Tout le monde en parle, c'est presque devenu la mode. On a tous, soit une connaissance ou un
membre de la parenté qui a été forcé de prendre du repos parce qu'il s'est retrouvé crevé, vidé comme s'il avait brûlé toutes ses forces ("burn") et qu'il
n'avait plus son énergie habituelle ("out") pour remonter la pente. N'oublions pas qu'il ne s'agit là que d'un état
passager résultant d'un déséquilibre, d'une défaillance personnelle temporaire. D'ailleurs, la grande majorité des gens s'en sortent au bout de quelques mois à
condition évidemment de se soigner mais surtout, et c'est probablement ici l'aspect à la fois le plus important et le moins bien compris, qu'on se traite pour
la bonne affaire ! car ce ne sont pas tous les épuisements professionnels qui sont des "burn-out".
Cela peut sembler élémentaire à priori mais, de la même manière qu'on ne soigne pas une pleurésie comme on traite une simple grippe, on ne devrait pas
aborder la cure d'une personne aux prises avec un désarroi personnel et professionnel (DPP) de la même manière qu'un individu qui vit un "burn-out" (BO).
Bien qu'ils souffrent tous les deux de ce qu'on pourrait appeler une "écoeurantite aiguë", les causes de leur état respectif et surtout leurs avenues
de guérison sont bien différentes.
Une comparaison...
Pour résumer en deux mots (sic) la différence entre le "burn-out" et le DPP, je
dirais que le BO est relié au travail comme tel, à la fonction alors que le DPP provient de la culture corporative, de l'ambiance du milieu professionnel dans
lequel on évolue.
À titre d'exemple, on pourrait facilement concevoir qu'un policier qui est
constamment confronté à la violence et à la bêtise humaine puisse au bout d'un certain temps se sentir épuisé, son système nerveux étant souvent mis à rude
épreuve par les conditions mêmes de ses fonctions.
D'autres seront autant sinon plus affectés par l'impression qu'ils ont de ne plus
savoir sur quel pied danser dans l'exercice de leur fonction et de marcher sur des oeufs quand vient le temps de faire respecter la loi et l'ordre.
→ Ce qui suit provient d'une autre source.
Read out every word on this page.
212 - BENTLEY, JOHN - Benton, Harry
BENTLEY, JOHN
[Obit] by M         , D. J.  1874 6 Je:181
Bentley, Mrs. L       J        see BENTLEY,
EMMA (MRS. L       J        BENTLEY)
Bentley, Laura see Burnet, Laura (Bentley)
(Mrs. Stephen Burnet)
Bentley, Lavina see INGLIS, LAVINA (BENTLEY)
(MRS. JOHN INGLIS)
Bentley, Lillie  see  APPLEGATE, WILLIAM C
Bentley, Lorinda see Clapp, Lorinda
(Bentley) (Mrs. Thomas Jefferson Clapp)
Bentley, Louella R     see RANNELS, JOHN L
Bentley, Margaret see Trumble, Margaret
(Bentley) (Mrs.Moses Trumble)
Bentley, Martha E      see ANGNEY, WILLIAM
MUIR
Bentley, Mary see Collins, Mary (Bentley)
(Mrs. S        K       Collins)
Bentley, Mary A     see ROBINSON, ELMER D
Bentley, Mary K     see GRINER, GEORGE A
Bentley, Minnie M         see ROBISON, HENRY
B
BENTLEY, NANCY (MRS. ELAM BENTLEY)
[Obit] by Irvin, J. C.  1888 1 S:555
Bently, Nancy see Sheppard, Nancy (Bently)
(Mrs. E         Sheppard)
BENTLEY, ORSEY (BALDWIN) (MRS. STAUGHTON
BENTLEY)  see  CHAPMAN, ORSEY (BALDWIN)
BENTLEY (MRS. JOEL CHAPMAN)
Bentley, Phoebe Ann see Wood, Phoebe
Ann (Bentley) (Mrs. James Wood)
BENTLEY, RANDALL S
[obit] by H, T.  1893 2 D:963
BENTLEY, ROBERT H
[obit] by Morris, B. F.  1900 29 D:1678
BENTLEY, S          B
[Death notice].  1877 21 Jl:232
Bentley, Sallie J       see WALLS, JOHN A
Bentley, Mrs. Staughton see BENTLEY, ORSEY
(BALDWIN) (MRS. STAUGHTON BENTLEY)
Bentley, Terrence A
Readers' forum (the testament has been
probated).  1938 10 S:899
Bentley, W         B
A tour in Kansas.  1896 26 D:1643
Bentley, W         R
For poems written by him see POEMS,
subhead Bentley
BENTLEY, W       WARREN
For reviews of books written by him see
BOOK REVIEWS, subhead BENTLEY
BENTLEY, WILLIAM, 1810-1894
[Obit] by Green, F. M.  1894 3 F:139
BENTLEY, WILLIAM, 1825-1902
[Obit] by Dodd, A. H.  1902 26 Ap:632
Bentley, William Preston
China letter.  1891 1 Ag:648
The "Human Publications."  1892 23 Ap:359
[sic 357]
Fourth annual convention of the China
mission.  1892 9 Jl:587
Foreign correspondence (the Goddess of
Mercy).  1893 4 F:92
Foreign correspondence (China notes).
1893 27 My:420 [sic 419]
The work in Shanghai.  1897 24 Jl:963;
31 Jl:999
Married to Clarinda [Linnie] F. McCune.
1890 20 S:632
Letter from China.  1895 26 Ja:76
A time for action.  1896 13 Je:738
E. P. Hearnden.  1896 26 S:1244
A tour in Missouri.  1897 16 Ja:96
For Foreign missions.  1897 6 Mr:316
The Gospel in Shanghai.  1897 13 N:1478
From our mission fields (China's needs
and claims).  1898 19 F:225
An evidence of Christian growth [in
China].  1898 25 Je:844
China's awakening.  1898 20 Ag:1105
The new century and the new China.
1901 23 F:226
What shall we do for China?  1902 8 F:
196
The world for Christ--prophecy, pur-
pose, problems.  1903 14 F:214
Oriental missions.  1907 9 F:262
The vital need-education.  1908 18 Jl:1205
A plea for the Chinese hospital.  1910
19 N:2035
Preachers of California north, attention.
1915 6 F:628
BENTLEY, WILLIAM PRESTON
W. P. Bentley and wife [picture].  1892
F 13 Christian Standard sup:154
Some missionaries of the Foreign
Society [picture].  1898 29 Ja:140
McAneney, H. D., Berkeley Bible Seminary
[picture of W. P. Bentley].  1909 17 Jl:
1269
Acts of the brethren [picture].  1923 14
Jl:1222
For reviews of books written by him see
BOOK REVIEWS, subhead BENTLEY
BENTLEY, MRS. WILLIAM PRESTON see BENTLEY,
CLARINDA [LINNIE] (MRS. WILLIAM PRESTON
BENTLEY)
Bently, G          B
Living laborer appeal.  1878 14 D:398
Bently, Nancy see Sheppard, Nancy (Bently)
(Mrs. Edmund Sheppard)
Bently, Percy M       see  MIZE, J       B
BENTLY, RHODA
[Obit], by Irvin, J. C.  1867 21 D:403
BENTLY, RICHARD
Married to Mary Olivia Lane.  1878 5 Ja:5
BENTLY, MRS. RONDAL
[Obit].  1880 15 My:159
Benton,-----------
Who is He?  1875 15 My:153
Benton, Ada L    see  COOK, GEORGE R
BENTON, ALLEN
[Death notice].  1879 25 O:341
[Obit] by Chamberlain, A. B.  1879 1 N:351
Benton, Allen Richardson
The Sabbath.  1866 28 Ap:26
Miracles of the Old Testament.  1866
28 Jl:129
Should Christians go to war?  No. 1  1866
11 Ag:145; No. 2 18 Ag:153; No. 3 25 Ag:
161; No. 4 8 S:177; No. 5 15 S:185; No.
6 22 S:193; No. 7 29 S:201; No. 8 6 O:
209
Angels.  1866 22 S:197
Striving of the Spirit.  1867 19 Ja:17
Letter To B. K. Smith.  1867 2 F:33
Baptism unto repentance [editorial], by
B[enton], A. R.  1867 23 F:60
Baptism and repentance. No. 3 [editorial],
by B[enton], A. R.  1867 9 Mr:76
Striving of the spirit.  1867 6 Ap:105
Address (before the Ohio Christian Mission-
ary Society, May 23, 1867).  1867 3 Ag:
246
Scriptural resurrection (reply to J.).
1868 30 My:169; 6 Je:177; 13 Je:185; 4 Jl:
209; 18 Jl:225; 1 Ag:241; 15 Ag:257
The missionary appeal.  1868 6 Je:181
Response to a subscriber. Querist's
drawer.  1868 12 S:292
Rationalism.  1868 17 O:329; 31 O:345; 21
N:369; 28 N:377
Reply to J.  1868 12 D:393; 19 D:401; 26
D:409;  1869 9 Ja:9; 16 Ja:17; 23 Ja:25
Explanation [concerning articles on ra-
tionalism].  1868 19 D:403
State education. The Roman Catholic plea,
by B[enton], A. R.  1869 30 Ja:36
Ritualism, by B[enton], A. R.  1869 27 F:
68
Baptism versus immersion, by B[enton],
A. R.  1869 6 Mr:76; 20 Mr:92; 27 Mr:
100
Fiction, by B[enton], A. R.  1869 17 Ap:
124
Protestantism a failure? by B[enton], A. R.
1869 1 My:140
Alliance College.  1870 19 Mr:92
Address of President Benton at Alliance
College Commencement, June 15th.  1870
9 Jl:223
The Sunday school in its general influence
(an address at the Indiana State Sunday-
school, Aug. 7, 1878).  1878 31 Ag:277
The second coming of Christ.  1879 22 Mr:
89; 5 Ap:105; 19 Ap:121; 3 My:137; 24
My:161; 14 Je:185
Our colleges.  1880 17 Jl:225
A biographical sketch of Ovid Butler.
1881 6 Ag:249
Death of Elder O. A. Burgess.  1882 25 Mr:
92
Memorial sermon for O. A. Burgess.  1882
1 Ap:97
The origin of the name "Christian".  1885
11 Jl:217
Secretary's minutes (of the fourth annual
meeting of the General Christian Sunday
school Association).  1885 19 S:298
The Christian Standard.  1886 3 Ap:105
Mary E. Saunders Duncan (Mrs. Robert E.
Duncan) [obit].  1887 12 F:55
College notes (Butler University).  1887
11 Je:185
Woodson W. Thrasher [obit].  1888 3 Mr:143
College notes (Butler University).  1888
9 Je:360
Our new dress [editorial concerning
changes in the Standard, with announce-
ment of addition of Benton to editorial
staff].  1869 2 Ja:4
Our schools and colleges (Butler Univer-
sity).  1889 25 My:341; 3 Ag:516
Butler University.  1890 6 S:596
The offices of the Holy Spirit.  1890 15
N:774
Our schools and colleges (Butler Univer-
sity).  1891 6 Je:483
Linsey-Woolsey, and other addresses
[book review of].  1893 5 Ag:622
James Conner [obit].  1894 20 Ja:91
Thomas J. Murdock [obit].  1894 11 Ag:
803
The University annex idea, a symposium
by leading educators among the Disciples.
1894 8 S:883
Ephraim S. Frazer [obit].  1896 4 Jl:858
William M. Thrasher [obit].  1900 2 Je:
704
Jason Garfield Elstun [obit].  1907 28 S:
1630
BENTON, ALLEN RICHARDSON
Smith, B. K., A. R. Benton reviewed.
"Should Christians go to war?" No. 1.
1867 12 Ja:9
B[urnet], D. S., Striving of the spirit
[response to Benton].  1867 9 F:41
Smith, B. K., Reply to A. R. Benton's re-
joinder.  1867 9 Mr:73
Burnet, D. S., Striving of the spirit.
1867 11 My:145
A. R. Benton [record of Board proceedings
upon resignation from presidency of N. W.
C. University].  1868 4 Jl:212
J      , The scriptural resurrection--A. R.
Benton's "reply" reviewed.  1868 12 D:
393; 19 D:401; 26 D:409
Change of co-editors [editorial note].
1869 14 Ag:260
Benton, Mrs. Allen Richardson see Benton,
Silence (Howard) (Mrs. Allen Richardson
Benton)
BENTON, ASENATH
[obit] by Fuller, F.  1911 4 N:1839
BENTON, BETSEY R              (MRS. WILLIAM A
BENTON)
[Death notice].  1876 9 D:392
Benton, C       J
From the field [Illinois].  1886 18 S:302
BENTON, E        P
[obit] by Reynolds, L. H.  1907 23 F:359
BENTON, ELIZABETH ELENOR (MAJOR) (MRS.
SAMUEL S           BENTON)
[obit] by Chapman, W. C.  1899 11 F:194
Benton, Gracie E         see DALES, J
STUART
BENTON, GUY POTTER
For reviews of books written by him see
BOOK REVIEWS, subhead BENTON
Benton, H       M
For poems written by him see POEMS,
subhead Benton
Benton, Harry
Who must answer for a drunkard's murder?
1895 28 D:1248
Sans compter
que leurs efforts se trouvent parfois ridiculisés par une mode qui se préoccupe davantage des droits des contrevenants que des moyens de les empêcher de nuire.
Avoir l'impression qu'on t'empêche de faire ta job, c'est frustrant ! Mais sentir qu'en plus de cela, tu es le dindon de la farce, c'est plus qu'insultant... c'est
démoralisant !
La meilleure façon de tuer un homme....(Félix)
En fait, dès qu'un individu normalement intelligent cesse de croire dans le
bien-fondé des gestes qu'on lui demande de poser au travail et quand on le prive d'une saine marge de manoeuvre ou qu'on ne lui donne pas l'occasion
d'agir selon ses convictions et de se faire respecter, dès lors cet individu est amené à placer un sérieux hypothèque sur son estime de soi.
Comment pourrait-on, dans les circonstances, le blâmer de chercher à se protéger mentalement? C'est d'ailleurs ce qu'il fera en se construisant une
carapace d'indifférence face à tout ce qui déborde de ses intérêts strictement personnels !
C'est une attitude que nous connaissons bien; on dira qu'il redevient
raisonnable, qu'il va prendre de l'expérience et cesser de s'emballer comme un adolescent. C'est ainsi que nous nous retrouvons en pleine situation
cornélienne comme dirait le Capitaine Bonhomme ! Et quel drame, vous le voyez bien !
Car on se retrouve désormais en présence d'un adulte qui utilise un langage
que nous avons pris l'habitude de valoriser comme un signe de maturation (soit de ne pas se laisser emporter par son enthousiasme) pour se justifier de
s'ériger une carapace d'indifférence destinée à étouffer ses élans d'enthousiasme, de créativité et surtout à se protéger des déceptions ou des
insécurités qui pourraient en résulter.
Plus sournois que le burn-out
Combien de cadres intermédiaires et supérieurs bien sûr, mais aussi combien
d'excellents ouvriers ont décidé de se taire et de garder leurs suggestions pour eux ?
C'est dommage quand on pense aux tonnes de bonnes idées qui dorment dans
la tête des gens et qui pourraient possiblement redonner des ailes à certaines entreprises.
Ce qu'on ne réalise pas, c'est que si la personne réussit à se bâtir une
carapace pour se rendre moins vulnérable, elle sera en fait parvenue à se rendre un peu plus terne, moins zélée comme on dit. Tu parles d'un idéal !
Quelle désolante façon de consolider son propre équilibre que de sabrer dans ses ambitions et d'étouffer sa créativité. On choisit de se diminuer soi-même,
ce qui est loin d'être une attitude saine et constructive autant pour l'individu que pour son environnement sans oublier que c'est en contradiction directe avec le
discours sur la Qualité.
Mais, comme dans notre société on associe stabilité à maturité, les gens n'ont
pas le réflexe de demander de l'aide thérapeutique parce qu'ils ne perçoivent pas ou ne réalisent pas qu'ils sont en train de se démotiver, ce qui est loin
d'être une attitude saine.
Voilà comment le désarroi personnel et professionnel est un malaise beaucoup
plus sournois que le "burn-out" car les gens ne réalisent pas vraiment ce qu'ils vivent et, par conséquent, ne vont pas consulter.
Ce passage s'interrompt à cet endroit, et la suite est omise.